You expect an inevitable predictability when you are reworking a known tale (as people know most of your storyline beforehand). The real pitfall of those novels is the way in which an author will or will not twist the story to make it their own. It is very easy to make excuses for a dark character because you want them and their redemption to be the focal point of your story. When you have a man who murders all his brides the next morning, you can’t just make something up and have everything be alright. The Wrath & the Dawn deserves most of its given praise for avoiding exactly this. There is such beauty and elegance in the way Renée Ahdieh approaches the problem of committing dark acts versus responsibility versus guilt. Not only for the boy-king, but for the girl who loves him as well.
It reminded me a little of a side-story in the excellent fantasy novel Tigana, which I also thought was so honest about a warped view and accepting love that you must learn to forgive yourself for. For the most part, this story feels to me like what I think would really have happened between Sheherazade and the sultan in the original tale. She came to him to prevent him from killing any more brides, weaved stories to capture his interest and bore him several children in the process. In life, emotion is messy and very contradictory. You can blame and hate someone and still love them. Ahdieh captures that with a gorgeous hand.

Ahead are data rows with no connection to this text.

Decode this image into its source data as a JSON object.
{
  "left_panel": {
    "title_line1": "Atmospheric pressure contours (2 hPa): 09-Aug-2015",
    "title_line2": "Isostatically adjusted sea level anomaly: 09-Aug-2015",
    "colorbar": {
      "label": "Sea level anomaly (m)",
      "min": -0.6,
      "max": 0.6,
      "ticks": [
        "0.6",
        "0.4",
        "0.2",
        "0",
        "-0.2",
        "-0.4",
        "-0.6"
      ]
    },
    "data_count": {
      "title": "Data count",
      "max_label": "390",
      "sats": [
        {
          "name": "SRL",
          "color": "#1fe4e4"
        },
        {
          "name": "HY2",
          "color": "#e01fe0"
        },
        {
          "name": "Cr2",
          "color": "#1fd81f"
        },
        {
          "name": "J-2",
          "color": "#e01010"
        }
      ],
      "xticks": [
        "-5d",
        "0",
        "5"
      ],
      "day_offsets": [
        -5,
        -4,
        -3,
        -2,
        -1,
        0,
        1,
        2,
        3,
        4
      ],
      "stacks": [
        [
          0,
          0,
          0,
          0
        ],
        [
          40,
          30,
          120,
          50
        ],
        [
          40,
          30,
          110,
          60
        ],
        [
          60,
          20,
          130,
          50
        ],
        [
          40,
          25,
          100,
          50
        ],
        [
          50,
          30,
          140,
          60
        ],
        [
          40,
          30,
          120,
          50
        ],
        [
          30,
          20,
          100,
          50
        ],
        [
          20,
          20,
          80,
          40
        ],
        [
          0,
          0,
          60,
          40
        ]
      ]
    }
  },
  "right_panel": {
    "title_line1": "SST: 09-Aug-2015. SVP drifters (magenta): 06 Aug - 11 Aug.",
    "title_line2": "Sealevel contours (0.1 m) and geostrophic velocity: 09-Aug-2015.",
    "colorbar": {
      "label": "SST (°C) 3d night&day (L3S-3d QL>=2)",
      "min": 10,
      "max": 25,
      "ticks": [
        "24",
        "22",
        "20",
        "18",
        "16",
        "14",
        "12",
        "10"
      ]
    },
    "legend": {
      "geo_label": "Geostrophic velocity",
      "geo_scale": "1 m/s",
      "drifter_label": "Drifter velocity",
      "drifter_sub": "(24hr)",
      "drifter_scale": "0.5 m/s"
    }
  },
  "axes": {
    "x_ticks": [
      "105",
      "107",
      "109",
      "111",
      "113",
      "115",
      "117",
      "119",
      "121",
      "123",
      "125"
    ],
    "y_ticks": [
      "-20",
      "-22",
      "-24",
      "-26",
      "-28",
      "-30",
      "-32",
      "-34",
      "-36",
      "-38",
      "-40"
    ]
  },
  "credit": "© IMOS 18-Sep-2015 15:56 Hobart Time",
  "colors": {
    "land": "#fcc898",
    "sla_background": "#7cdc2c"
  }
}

I must say I did not find all of the plot as compelling. Tariq feels inserted to make sure certain events happen with a more personal feel, while that is not exactly needed. There are already enough people out for blood. He may prove – in the second volume – more material, but once again I do very much appreciate how Ahdieh lets him interact with her other characters. The end feels a bit rushed, where there is usually much character-driven story, it is suddenly much more of a sequence of actions and events that shuffles the players onto different locations on the chess board, ready for the second volume. That is why I am assuming this is more the publisher’s hand than that of Ahdieh, to tempt readers to buy the second novel. Which, by the way, I have never understood. If I love a book, why would I need a constructed temptation to buy the second book? The first book and its quality is the temptation.
Publishers don’t really seem to understand how we book lovers work. When I find a book and an author that I love or even just really like, I put them on my permanent reading list. I follow their releases and I buy them. We don’t just love the book, we love the author for giving us such a book, and thus we will continue on with them. We are quite the loyal bunch when we start to fangirl. Or fanboy. You get my drift. When it comes to Renée Ahdieh, you can be certain I am reading that second novel. I am curious to see where the story is going to be taken, now that it has veered out of Sheherazade-story and into its own. Considering how well drawn her characters are, I think I will love it just as much. Her ways of telling The Wrath & the Dawn has gone in slightly different directions than I had imagined them, so I think the plot will also grow from here. And she certainly won’t lose her eloquence, which means I can look forward to more beautiful sentences.
What I loved the most? I cannot say for fear I will spoil it for some of you who haven’t gotten that far yet. But it is the scene after Jalal concludes his background check of Tariq and Khalid tells Sharzad about the secret passageway. My heart just burst. So subtle, so beautiful, so gorgeously written. That scene gets a 5 star rating in and of itself.